Depression and mental disorders

Since 2015, the depression status of the participants has been assessed by trained investigators, using the 17-item Hamilton Rating Scale for Depression (HDRS-17) [11]. The Chinese version of HDRS-17 has been shown to have acceptable validity and reliability [12]. In addition, information on mental health status has been collected since 2017, using the Mini-Mental State Examination [13].

Anthropometric measurements

All anthropometric measurements were performed by trained investigators with the participants dressed lightly and barefoot. Height and weight were measured to the nearest 0.1 cm and 0.1 kg, respectively, using an Ultrasonic Weight and Height Instrument (DHM-30, Dingheng Ltd, Zhengzhou, China). Waist circumference was measured at a point midway between the lowest rib margin and the iliac crest in a horizontal plane using a nonelastic tape. Hip circumference was measured to the nearest 0.1 cm at the maximal gluteal protrusion. Skinfold thicknesses were measured on the right side of the body to the nearest 0.1 mm using a Holtain caliper (Holtain Ltd., Crosswell, United Kingdom). All anthropometric measurements were performed twice for each participant.

Blood pressure

After a 5–10 min rest in a quiet environment, blood pressure was measured twice using a mercury sphygmomanometer on the right upper arm of participants. Systolic and diastolic blood pressures were recorded for each participant.

Biochemical measurements

Blood samples were drawn after an overnight fast of at least 10 h for all participants at every visit. Venous blood specimens were collected using vacuum blood collection tubes containing anticoagulant sodium fluoride or ethylenediaminetetraacetic acid. Blood samples were centrifuged and stored at 4 °C for subsequent analysis. The biochemical assessments are shown in Table 1.

Genomics

Genomic DNA was extracted from peripheral blood lymphocytes using standard methods. The stock samples were split into five tubes and stored at different locations at −80 °C. DNA samples were genotyped using the Infinium II technology from Illumina (Human HAP300 panel).

Additional information

The sociodemographic characteristics were obtained via a questionnaire: including age, place of residence, marital status, family size, personal income per month, family income per year, years of education, and employment status. Family history of chronic diseases as well as the timing of menarche and menopause was also collected.
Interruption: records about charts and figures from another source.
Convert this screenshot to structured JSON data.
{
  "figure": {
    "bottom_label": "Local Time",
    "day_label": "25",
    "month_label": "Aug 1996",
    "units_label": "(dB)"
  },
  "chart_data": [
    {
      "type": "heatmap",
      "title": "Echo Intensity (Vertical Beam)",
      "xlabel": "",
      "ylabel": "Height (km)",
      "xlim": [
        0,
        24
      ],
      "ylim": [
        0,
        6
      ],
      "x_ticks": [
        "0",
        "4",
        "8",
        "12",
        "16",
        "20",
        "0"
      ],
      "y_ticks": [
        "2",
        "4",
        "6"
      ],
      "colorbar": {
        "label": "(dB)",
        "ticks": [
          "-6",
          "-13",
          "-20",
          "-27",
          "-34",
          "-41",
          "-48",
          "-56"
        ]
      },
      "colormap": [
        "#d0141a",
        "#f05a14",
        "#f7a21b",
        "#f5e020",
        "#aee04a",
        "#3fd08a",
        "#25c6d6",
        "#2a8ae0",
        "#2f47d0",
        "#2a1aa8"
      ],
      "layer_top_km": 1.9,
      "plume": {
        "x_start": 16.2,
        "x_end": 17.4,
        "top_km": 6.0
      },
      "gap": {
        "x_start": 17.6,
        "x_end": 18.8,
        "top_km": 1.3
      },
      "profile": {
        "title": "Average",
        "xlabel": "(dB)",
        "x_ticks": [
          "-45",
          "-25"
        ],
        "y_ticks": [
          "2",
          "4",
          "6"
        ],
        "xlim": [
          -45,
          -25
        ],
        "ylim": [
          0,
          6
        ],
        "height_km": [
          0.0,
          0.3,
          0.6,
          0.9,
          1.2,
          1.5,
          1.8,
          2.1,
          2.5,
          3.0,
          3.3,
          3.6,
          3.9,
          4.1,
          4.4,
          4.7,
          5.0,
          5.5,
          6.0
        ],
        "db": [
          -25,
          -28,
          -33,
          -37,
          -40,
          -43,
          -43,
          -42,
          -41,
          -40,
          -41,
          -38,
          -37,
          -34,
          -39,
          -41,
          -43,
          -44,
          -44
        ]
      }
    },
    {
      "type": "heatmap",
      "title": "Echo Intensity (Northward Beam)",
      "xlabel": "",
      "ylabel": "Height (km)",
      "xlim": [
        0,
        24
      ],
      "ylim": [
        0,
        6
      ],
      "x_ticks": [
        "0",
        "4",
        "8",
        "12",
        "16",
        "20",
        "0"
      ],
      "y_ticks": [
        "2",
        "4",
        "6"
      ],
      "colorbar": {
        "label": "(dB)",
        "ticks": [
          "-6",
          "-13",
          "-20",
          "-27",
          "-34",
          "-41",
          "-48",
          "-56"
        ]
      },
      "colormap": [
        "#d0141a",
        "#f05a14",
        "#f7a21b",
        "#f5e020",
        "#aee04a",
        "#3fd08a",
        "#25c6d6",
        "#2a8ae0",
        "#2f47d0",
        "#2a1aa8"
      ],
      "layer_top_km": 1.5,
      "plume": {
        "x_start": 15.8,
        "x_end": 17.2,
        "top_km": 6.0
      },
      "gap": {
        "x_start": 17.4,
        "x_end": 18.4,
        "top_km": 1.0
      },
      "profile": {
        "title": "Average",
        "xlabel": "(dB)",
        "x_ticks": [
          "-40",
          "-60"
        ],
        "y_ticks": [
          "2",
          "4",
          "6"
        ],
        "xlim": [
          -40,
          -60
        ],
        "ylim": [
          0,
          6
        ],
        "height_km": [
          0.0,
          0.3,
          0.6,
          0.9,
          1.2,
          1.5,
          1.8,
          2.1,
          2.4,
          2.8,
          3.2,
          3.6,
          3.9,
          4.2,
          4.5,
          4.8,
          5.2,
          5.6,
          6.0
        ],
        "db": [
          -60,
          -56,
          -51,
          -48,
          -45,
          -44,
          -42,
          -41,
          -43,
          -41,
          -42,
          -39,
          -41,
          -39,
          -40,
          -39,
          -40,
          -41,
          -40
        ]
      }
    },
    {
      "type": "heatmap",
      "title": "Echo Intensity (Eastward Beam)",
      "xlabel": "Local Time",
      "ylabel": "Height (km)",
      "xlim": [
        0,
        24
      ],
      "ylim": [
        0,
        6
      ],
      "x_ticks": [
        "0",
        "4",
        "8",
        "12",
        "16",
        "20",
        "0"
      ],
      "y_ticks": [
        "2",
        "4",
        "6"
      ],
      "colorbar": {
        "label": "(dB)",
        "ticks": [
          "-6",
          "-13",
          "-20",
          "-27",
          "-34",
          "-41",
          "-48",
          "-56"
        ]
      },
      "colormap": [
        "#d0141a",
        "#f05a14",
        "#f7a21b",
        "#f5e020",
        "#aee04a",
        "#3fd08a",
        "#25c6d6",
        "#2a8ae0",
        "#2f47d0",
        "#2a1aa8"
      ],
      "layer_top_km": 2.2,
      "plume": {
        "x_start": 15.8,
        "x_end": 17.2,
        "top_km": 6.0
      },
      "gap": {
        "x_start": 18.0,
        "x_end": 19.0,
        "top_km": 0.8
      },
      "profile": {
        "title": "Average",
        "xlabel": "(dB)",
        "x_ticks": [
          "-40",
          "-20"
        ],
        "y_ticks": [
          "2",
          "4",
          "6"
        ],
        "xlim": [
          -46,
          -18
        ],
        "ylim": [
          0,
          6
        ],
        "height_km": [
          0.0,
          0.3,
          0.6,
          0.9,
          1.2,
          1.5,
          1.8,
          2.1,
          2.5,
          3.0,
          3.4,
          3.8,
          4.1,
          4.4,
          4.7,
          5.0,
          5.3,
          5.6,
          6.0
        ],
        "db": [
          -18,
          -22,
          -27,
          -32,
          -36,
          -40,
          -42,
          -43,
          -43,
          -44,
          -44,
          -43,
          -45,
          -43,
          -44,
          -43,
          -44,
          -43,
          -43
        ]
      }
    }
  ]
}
Quality assurance procedures

Prior to study implementation, a 3-day training was conducted at the study offices of each site. An operation manual was developed detailing all standardized procedures. To improve the accuracy of the estimated portion sizes during dietary assessment, standard serving bowls, plates and glasses, and a photo book containing photos of snacks and beverages were displayed to the participants. Finally, to encourage participants to complete the examination, each of them was given the results of their clinical examination at no charge within a week after the visit.